"La créativité des musiciens et leur envie de se faire plaisir prime sur tout le reste."
Depuis la séparation due à l'incapacité à se mettre d'accord sur la direction musicale à suivre après la sortie de son 3e album Stain (1993), Living Colour n'en finit plus de revenir et reste un des rares rescapés de la période fusion fin années 1980/début 1990. De sorte qu'une fois toutes les X années, le gang se racoquine et sort un album, en général bon mais relativement inconstant, la faute à une inextinguible soif d'essayer, quitte à se planter ici et là. C'est ce qui les a conduit au split, c'est aujourd'hui leur limite. Pourtant, la fusion débridée du quartet n'a rien perdu de son mordant, et avec des musiciens de ce calibre, tout étant permis ou presque, il serait dommage de se limiter. Collideoscope (2003) était rentre-dedans, signe de l'euphorie des retrouvailles et typique de son époque, The Chair in the Doorway (2009) a pu décontenancer, avec son envie de se frotter à des territoires inexplorés... Voici Living Colour de retour avec Shade.
Forcément, quand on a un quatuor de furieux pareils, emmenés par un guitariste de la trempe de Vernon Reid, difficile de deviner à quelle sauce on sera mangés. Seule certitude, ce sera rock, bariolé, et il y aura un max de surprises ("Inner city blues", excellent). Cela est d'autant plus vrai que le groupe n'a désormais plus aucune pression : chacun des musiciens a réalisé une belle carrière, et ils ne se retrouvent plus que pour le plaisir. Et ce coup-ci, c'est vers le blues qu'ils se sont tournés.
Photo : Karsten Steiger
Avec Shade, Living Colour s'écarte donc un poil des délires de The Chair on the Doorway pour revenir aux sources. Le tout reste bien funky, et s'autorise bien sûr de nombreux appartés : après un solo qui renvoie la jeune garde à ses études, voilà un break rappé vénère du plus bel effet sur "program", excellent titre fusion qui tabasse les médias et sur lequel Corey Glover rappelle qu'il a toujours une sacrée voix. Le groupe n'a rien d'une bande de clowns pour autant, le dissonant "Who shot ya", reprise de Notorious Big déjà sortie sur un EP en 2016, se chargeant d'alourdir l'ambiance après 4 titres remplis d'énergie positive. Living Colour a trop d'expérience et de cordes à son arc pour se contenter d'une collection de titres pêchus.

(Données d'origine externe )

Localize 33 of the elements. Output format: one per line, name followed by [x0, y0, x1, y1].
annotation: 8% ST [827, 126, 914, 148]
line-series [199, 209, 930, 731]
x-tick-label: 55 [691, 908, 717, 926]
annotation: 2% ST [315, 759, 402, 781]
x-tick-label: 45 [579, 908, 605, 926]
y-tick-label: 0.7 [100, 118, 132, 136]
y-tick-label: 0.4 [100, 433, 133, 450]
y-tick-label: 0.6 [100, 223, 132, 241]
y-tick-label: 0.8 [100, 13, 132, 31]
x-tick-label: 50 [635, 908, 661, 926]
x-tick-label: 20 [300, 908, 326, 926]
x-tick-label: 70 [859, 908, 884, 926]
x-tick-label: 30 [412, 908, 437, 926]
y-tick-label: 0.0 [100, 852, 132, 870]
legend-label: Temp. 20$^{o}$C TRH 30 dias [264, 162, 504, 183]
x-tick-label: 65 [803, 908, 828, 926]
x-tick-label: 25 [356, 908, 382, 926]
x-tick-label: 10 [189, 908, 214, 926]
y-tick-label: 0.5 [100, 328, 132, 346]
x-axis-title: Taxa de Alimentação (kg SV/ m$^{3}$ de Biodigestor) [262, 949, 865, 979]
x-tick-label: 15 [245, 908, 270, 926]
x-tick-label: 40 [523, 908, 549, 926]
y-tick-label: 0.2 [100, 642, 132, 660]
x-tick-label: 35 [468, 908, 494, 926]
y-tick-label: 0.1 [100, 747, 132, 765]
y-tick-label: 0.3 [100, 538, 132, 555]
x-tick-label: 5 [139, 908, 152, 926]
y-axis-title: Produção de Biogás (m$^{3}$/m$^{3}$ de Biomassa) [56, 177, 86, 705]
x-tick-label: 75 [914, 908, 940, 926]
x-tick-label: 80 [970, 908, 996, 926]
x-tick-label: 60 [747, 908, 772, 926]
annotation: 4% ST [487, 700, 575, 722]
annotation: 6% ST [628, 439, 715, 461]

Le temps est à l'orage avec la montée des mouvements populistes, d'accroissement des inégalités, de désinformation à tout va sur les réseaux sociaux, que ce soit du côté des "professionnels" comme de celui du public, souvent trop heureux de monter en épingle des pseudo informations entendues chez le copain et mises en avant sans avoir été vérifiées : "Always wrong" s'adresse à beaucoup de monde. Maintenant, le but de l'album n'est pas de se faire donneur de leçons : sur "Who's that", Vernon Reid s'amuse à pondre un titre bluesy à l'ancienne, avec cuivres et tout le bazar.
Tout cela est bel et bon, mais manque tout de même d'un peu plus de constance, de mélodies plus finement ciselées... Living colour se heurte toujours au même problème : le groupe ne parvient plus à sortir un album excellent du début à la fin. Mais le cherche-t il vraiment ? La créativité des musiciens et leur envie de se faire plaisir prime sur tout le reste. Les déçus de The Chair in the Doorway pourront se montrer satisfaits de retrouver un album plus conventionnel, les autres pourront le regretter, reste qu'il faut sans doute faire une croix sur la possibilité d'obtenir un jour le digne successeur de Vivid (1988) et Time's up (1990). Mais est-ce vraiment un mal ? Inutile de bouder son plaisir devant nos retrouvailles avec le groupe, surtout quand elles sont agrémentées de bons albums.